Life insurance policies typically pay out a lump sum to the policyholder's beneficiaries following his or her death. But if you think your family would benefit more from a regular income rather than a large windfall, you can opt for a life insurance policy with a family income benefit - one that delivers regular (monthly or annual), fixed, tax-free payments should you die during the policy term.
A family income benefit is a term life insurance product that can provide a replacement for the salary you were bringing in, giving your family financial security until the policy expires.
How do family income benefit policies work?
With a family income benefit policy, you pay monthly premiums in return for an income paid to your survivors should you die during the policy term. Following your death, the insurer will pay your family an income, either monthly or yearly depending on the specifics of your policy, for the remainder of the policy term.
For example, if you take out a 30-year policy and then die five years into it, your family would receive payments for the next 25 years. But if you die 28 years into the term, the payments would be limited to the last two years of the policy.
Premiums on these policies are either guaranteed, meaning they'll stay fixed for the length of the policy, or reviewable, which means they will be reviewed by the insurer at set intervals - typically every five or ten years - and adjusted, usually upward.
Family income benefit policy exclusions
As with all life insurance products, some types of death, such as those from suicide or drunken accidents, will be excluded from family benefit policies and any claims rejected. Fail to keep up with the premiums on your policy or misrepresent your health or smoking habits in the application and underwriting process, then your policy will be cancelled, and any claims denied. It's important to read the terms and conditions of any life insurance policy before committing to it.
How much would a family income benefit policy cost?
The cost of a family income benefit policy will depend on several factors:
- the age at which you take out the policy: the older you are, the higher premiums you'll pay.
- your health: having pre-existing medical conditions, smoking, or drinking in excess of recommended guidelines will increase your premiums.

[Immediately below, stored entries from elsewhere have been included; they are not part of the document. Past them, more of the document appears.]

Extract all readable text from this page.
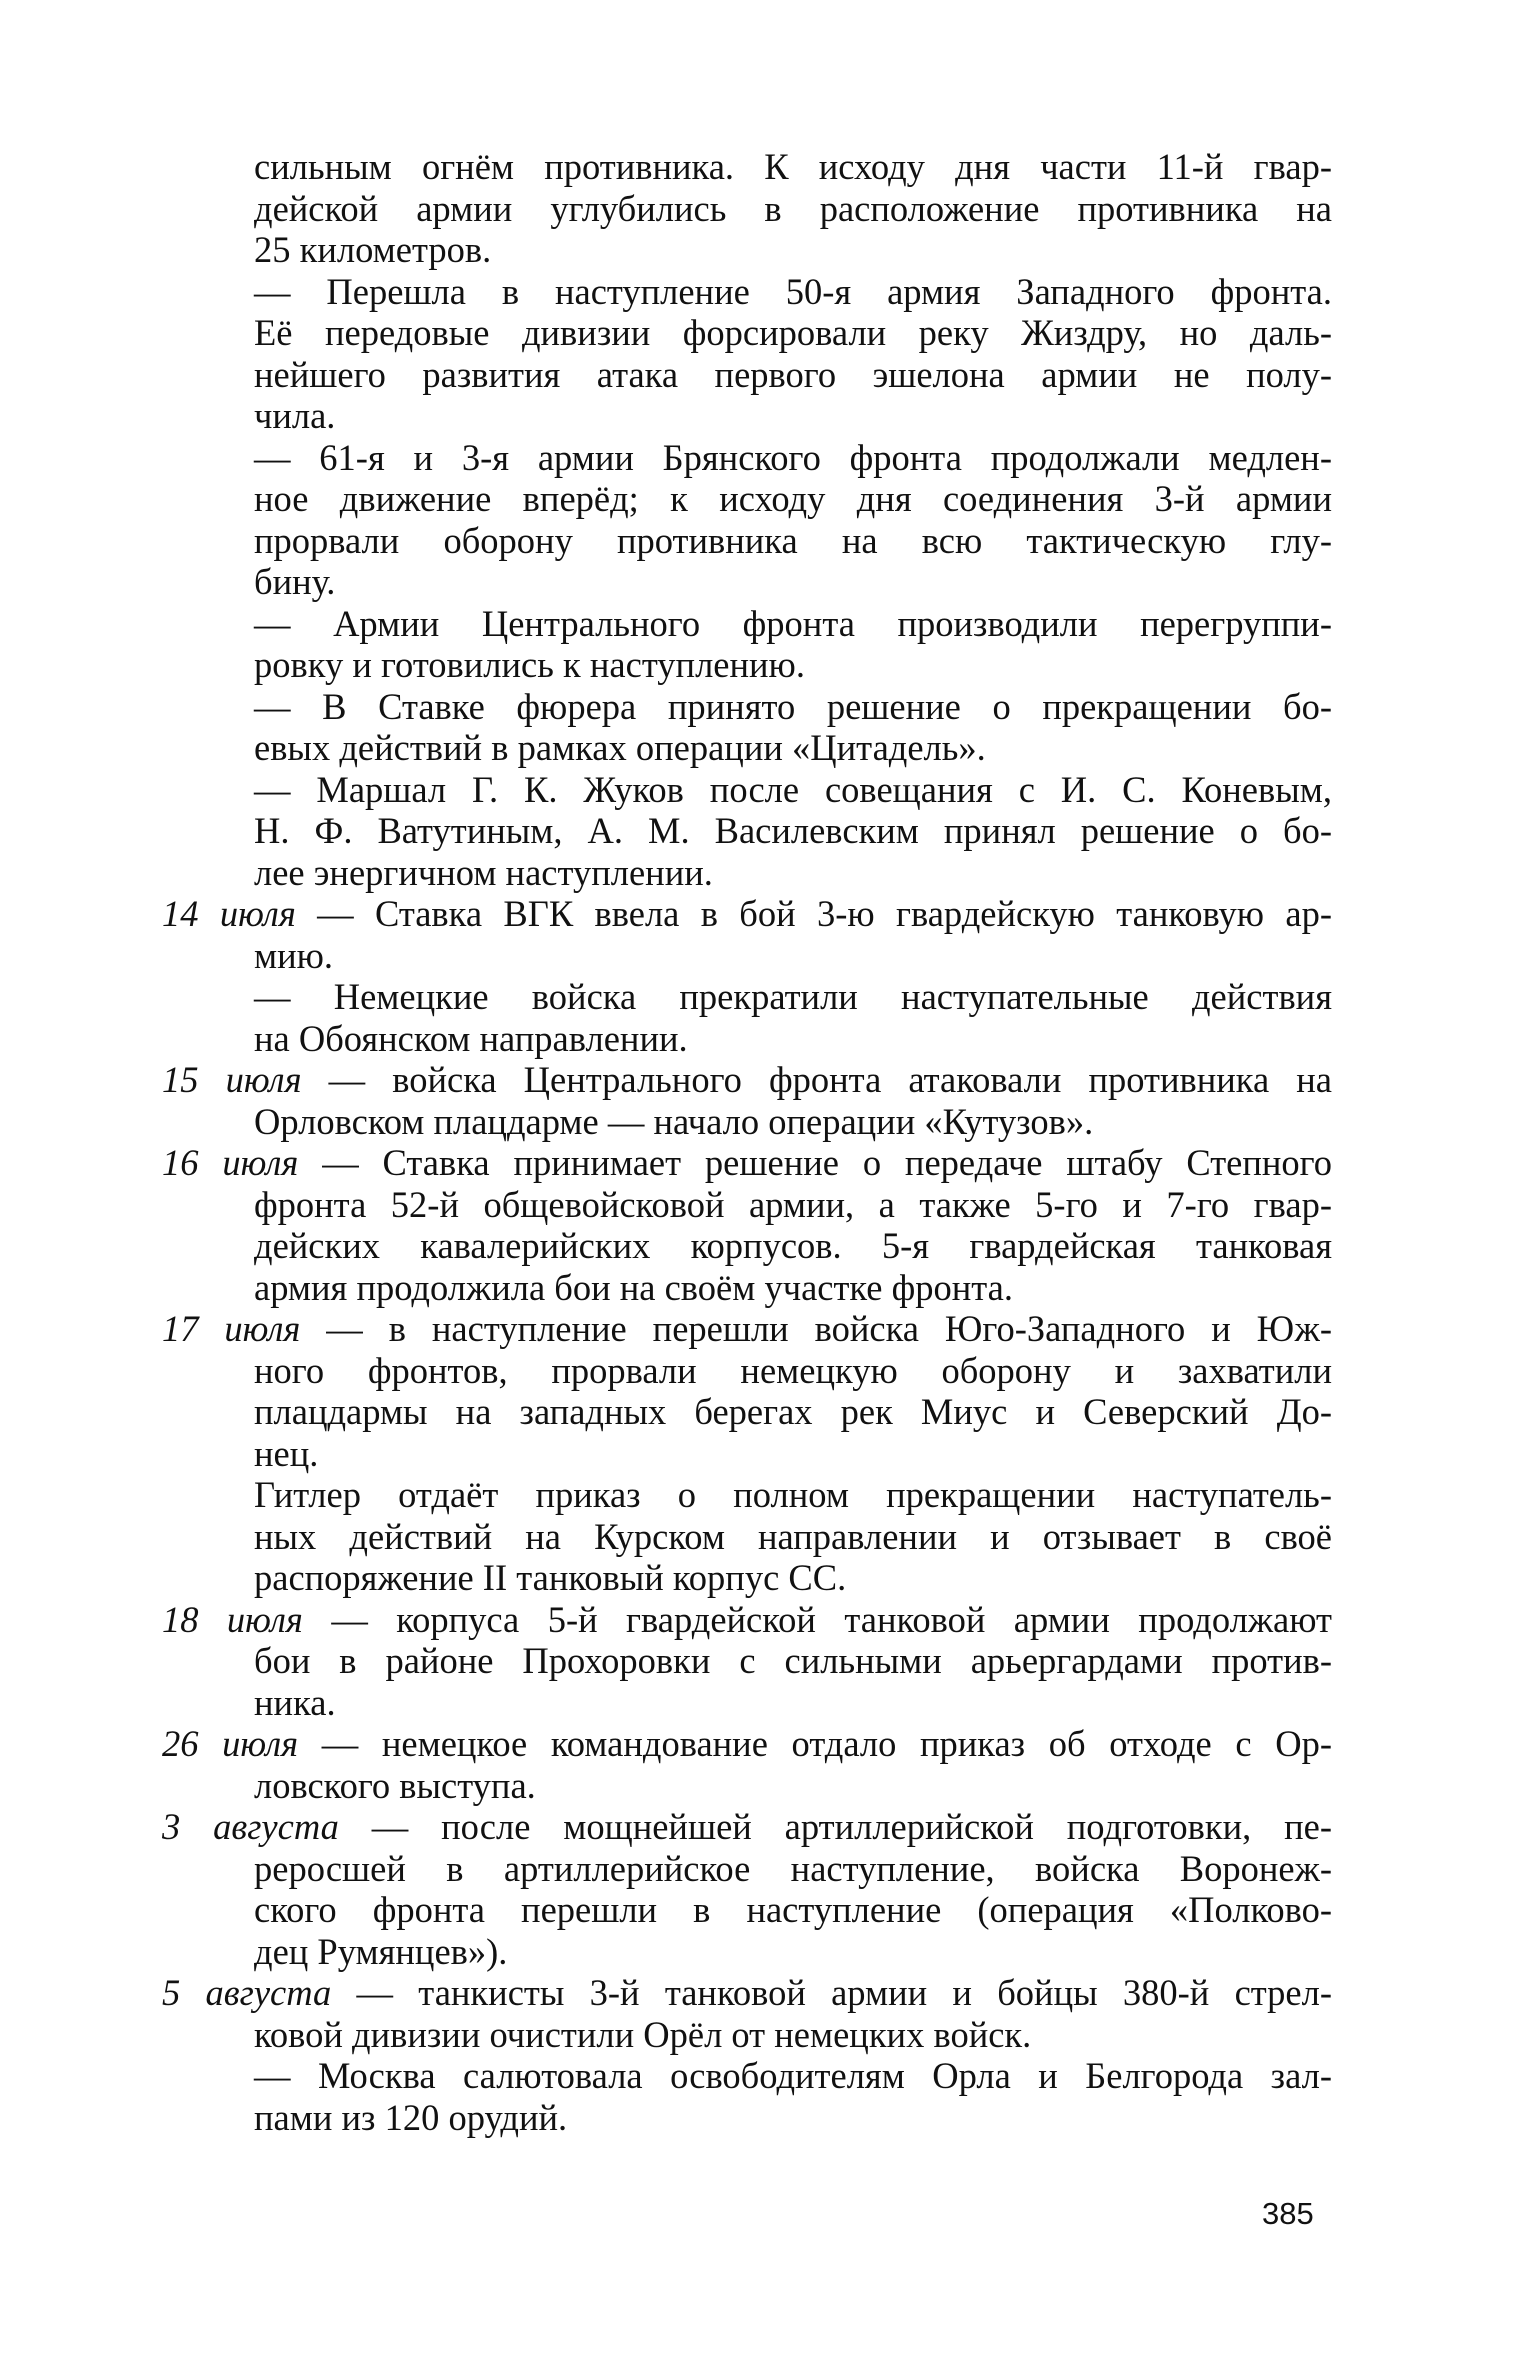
сильным огнём противника. К исходу дня части 11-й гвар-
дейской армии углубились в расположение противника на
25 километров.
— Перешла в наступление 50-я армия Западного фронта.
Её передовые дивизии форсировали реку Жиздру, но даль-
нейшего развития атака первого эшелона армии не полу-
чила.
— 61-я и 3-я армии Брянского фронта продолжали медлен-
ное движение вперёд; к исходу дня соединения 3-й армии
прорвали оборону противника на всю тактическую глу-
бину.
— Армии Центрального фронта производили перегруппи-
ровку и готовились к наступлению.
— В Ставке фюрера принято решение о прекращении бо-
евых действий в рамках операции «Цитадель».
— Маршал Г. К. Жуков после совещания с И. С. Коневым,
Н. Ф. Ватутиным, А. М. Василевским принял решение о бо-
лее энергичном наступлении.
14 июля — Ставка ВГК ввела в бой 3-ю гвардейскую танковую ар-
мию.
— Немецкие войска прекратили наступательные действия
на Обоянском направлении.
15 июля — войска Центрального фронта атаковали противника на
Орловском плацдарме — начало операции «Кутузов».
16 июля — Ставка принимает решение о передаче штабу Степного
фронта 52-й общевойсковой армии, а также 5-го и 7-го гвар-
дейских кавалерийских корпусов. 5-я гвардейская танковая
армия продолжила бои на своём участке фронта.
17 июля — в наступление перешли войска Юго-Западного и Юж-
ного фронтов, прорвали немецкую оборону и захватили
плацдармы на западных берегах рек Миус и Северский До-
нец.
Гитлер отдаёт приказ о полном прекращении наступатель-
ных действий на Курском направлении и отзывает в своё
распоряжение II танковый корпус СС.
18 июля — корпуса 5-й гвардейской танковой армии продолжают
бои в районе Прохоровки с сильными арьергардами против-
ника.
26 июля — немецкое командование отдало приказ об отходе с Ор-
ловского выступа.
3 августа — после мощнейшей артиллерийской подготовки, пе-
реросшей в артиллерийское наступление, войска Воронеж-
ского фронта перешли в наступление (операция «Полково-
дец Румянцев»).
5 августа — танкисты 3-й танковой армии и бойцы 380-й стрел-
ковой дивизии очистили Орёл от немецких войск.
— Москва салютовала освободителям Орла и Белгорода зал-
пами из 120 орудий.
385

Some pre-existing medical conditions, like diabetes, especially if badly managed, may make it difficult for you to obtain insurance except from specialist providers.
- the length of the term: the longer the policy term, the higher the premiums.
- the amount of the income: the most generous the potential income, the more you'll pay for the insurance.
What level of benefit should I choose?
It might be tempting to take out a policy that provides your family with a lavish income following your death, but the premiums on such a policy would be steep. Consider the essential monthly expenses your family would face after your death and get enough insurance to cover those. You might decide to match the level of your family income benefit with your monthly take-home salary.
You might want to consider an index-linked policy, to ensure inflation doesn't erode the value of pay-outs you might not expect for several decades.
You'll also have to consider how long you'd like the policy to last. Many families sync the terms of these policies with the ages of their children, so the policy expires when their youngest child leaves the family home and becomes independent - typically in their late teens.
Alternatives to family income benefit
A family income benefit policy is similar to a decreasing term life insurance policy in that the total you'll receive decreases as the years go past. This isn't the policy you want to choose if you want to ensure the highest level of coverage.
Like other term life insurance products, these policies also expire. If you want to ensure your family receives a payout no matter when you die, possibly to cover funeral expenses or if you have lifetime caring obligations, you might want to explore a whole of life policy, also known as assurance. These policies will deliver a fixed payment no matter when you die - next year after paying just a few months of premiums or after decades of diligent payments.
Family income benefit might not be suitable if the primary expense your surviving dependents would face would be payments on a large debt, including a mortgage. While a family income benefit could allow your family to continue making mortgage payments, it would be cheaper in the long run for them to receive a lump sum with which to pay off any outstanding balance in the loan, rather than accruing years of interest on it.
In that case, you may also want to obtain a decreasing term life insurance policy linked to the mortgage. In fact, some lenders will require you to obtain one on joint mortgages, as a condition of the loan.